HR Summit 2015, potted highlights

This year’s summit took place on 3/4 February in Birmingham and matched my previous experience of having a rich mix of high profile keynote speakers and master classes, relevant and current case studies, and – a real sense of community amongst conference delegates.  People were intent, they listened, and were engaged.

I have shared a storify here which curates some of the curation tweets.  There is some really useful sharing and learning available.

Part of the summit is the celebration of the annual HR Distinction Awards; as one of the judging panel, I was inspired by the submissions; the heart and soul, the energy and commitment of so many teams.  You can read about the winners and those commended here; the total picture was of a profession of hard working energised teams, who’s work often goes unsung. Often what’s in the public domain is all that’s seen – and shared.
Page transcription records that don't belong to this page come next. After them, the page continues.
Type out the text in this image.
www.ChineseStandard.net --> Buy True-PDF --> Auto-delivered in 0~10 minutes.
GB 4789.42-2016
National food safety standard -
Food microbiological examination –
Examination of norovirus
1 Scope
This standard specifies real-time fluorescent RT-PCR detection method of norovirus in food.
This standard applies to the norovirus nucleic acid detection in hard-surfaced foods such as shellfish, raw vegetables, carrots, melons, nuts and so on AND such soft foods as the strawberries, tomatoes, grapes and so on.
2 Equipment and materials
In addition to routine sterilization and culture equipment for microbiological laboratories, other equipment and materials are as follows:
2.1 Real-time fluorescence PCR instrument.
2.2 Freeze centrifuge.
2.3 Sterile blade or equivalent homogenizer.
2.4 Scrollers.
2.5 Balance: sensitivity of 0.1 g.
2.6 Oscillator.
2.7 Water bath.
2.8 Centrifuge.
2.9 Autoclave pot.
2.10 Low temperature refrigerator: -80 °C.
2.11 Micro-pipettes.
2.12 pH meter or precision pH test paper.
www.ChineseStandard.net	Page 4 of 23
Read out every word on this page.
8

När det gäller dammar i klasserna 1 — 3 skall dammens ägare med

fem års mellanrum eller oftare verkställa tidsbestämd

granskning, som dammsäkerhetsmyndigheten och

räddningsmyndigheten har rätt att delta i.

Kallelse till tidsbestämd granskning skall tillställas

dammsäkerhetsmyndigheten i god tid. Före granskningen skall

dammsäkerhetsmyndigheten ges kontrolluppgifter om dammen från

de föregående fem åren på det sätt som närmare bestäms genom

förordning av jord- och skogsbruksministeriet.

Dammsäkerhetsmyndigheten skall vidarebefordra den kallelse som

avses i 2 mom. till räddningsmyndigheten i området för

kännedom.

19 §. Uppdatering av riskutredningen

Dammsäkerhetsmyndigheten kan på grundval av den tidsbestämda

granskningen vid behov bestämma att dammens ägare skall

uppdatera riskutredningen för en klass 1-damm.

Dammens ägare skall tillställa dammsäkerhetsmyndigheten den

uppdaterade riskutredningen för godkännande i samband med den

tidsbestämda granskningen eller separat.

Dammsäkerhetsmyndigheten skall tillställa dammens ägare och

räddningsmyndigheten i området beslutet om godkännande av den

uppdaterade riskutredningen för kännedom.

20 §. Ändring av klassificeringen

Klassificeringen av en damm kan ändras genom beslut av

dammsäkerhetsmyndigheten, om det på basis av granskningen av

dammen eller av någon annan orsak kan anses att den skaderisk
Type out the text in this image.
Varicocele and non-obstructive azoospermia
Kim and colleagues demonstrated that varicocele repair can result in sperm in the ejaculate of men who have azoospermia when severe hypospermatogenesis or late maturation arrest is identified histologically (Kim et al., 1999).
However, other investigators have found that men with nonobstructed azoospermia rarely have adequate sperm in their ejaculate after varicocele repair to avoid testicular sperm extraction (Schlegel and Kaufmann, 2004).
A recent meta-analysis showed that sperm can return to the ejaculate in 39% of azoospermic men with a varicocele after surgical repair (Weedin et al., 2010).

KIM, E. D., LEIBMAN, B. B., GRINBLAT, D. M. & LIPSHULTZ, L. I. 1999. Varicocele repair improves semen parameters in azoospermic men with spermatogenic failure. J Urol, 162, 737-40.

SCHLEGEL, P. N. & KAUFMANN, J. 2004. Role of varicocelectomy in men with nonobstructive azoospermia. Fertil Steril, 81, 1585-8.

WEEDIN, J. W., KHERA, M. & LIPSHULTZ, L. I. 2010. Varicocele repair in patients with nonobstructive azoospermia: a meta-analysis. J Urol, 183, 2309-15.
Dave Ulrich talked about others’ perceptions of HR – and his thesis is that employees are not the customers of HR – HR’s customers are the customers of the business.  Ulrich asks “are we connecting what HR does to the key stakeholders of the business”. He also says culture is our identity and asks therefore “Will your culture reflect what customers are promised?”  He invites us to look from the outside in.

Nick Kemlsley (not at the summit)  wrote in his paper “A glimpse into the future”  “Those HR functions that can quickly and efficiently adapt what they offer and how they offer it…………will potentially gain more credibility” and goes on to say that successful HR functions will be more focussed on impact than process.

So the challenge for HR is there.  Look from the outside in, adapt, be an influencer, share and celebrate your contribution.  The HR Distinction Awards Ceremony was a happy energised experience; people attending the dinner were in a party mood, there was an air of anticipation as the awards were being announced.   I know what hard work it is working in HR, how much “stuff” gets flung in HR’s direction and it was so good to see a celebration of achievement.  The challenge is not to become a victim, not to burn out, but to stand up for what you believe is right and trust in yourself and it was just so good to see some celebration of achievements.

These events create an intense learning experience – (for me too; I did my first filmed interview with Dave Ulrich!).  There is a challenge too for HR professionals to both keep up with current thinking and be confident to develop their own way. CPD is vital to keep challenging our own thinking, develop and grow our own competence and – why not become a thought leader in your own organisation?